Controlling Robots using a Wiimote and Gesture Recognition

Some guys in the lab I work at have been using Wiimotes for some of the research they’ve been doing in using gestures to control teleoperated/semi autonomous vehicles. This is a video thats shows some of their work. I thought it was pretty neat and deffinately very relavent to the FIRST community.

One of the neatest things that this technology features is the implementation of JAUS, which is the Joint Architecture for Unmanned Systems. These wiimotes can actually be implemented and used in any system that utilisizes JAUS, which the Armed Forces are pushing for.

Why does this peak my interest other than being really really cool? This article discusses how Virginia Tech and Torc Technologies developed a set of LabVIEW tools that apparently can work with the CompactRio. I’d love to see implemenation of this technology on a robot next year, not sure what the rules will be on whether or not you could use Wiimotes, but at the very least implementing Jaus is a possibility, which would be a pretty cool feat.

JAUS is a pretty neat standard protocol and not too difficult to implement. A college robotics competition called IGVC requires all participants to implement different levels of JAUS interoperability.

The team I worked with implemented JAUS control using python and it worked well. FIRST could make JAUS an optional challenge in the coming years and eventually make it a mandatory requirement.

Sorry to burst your bubble, guys, but Wiimotes use bluetooth, which is strictly forbidden at FIRST events.

That being said, it would be awesome if rules were changed so wiimotes were legal. Still, from my experience with the Wii, I’ll take a pair of joysticks or a GC controller any day.

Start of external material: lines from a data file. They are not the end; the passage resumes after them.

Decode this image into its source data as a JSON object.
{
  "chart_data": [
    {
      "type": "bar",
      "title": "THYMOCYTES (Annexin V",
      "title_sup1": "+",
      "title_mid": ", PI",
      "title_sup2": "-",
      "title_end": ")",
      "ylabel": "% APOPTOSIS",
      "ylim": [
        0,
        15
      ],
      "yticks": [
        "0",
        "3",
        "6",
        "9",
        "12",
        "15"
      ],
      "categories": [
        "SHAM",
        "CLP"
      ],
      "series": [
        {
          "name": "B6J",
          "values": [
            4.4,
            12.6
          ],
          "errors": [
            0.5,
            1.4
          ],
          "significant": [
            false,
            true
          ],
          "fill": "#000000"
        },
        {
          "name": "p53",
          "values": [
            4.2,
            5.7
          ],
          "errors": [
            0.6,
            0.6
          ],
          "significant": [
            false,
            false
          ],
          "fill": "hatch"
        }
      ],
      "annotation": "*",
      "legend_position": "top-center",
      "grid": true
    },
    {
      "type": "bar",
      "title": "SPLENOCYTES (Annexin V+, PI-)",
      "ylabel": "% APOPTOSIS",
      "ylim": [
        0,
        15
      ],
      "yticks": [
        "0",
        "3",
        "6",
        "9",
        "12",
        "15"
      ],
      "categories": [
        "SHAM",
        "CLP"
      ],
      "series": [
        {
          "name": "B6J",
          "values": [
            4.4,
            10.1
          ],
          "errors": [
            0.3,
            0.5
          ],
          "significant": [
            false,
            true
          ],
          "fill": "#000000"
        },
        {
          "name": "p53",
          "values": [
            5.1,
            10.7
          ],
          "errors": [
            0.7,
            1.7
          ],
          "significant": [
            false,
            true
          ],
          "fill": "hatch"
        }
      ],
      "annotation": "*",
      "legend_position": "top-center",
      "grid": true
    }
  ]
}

My bubble is still intact ! :smiley:

luckily JAUS can be implemented over wifi or a wide array of other wireless transmissions. Therefore, JAUS is still a possibility in the FIRST competition.

So was wifi til this year, but their bursting that bubble. I’m willing to guess over the next few years we are going to see different allowances for controlling devices. I also I believe your completely missing the point, The robot drives via gesture recognition. This means that when you perform an action the robot drives. Now the tool they use in this operation, happens to be the Wii mote. The input tool can change, and eventually will change because the wiimote is impractical. Imagine having a glove, or something similar that could respond in the same manner, the usage of bluetooth has absolutely no impact on the implimentation. JAUS is a communications standard which would allow the robot to respond the exact same way with the different interface ( providing the interface was telling the bot to do the same thing )

I agree, about the joysticks thing, especially with most FIRST robots, however if a team so desired a sub autonomous robot that took input via gesture recognition, holy cow I think that would blow peoples minds. Plus its a robotics competition, its cool to potentially start using robotic standards.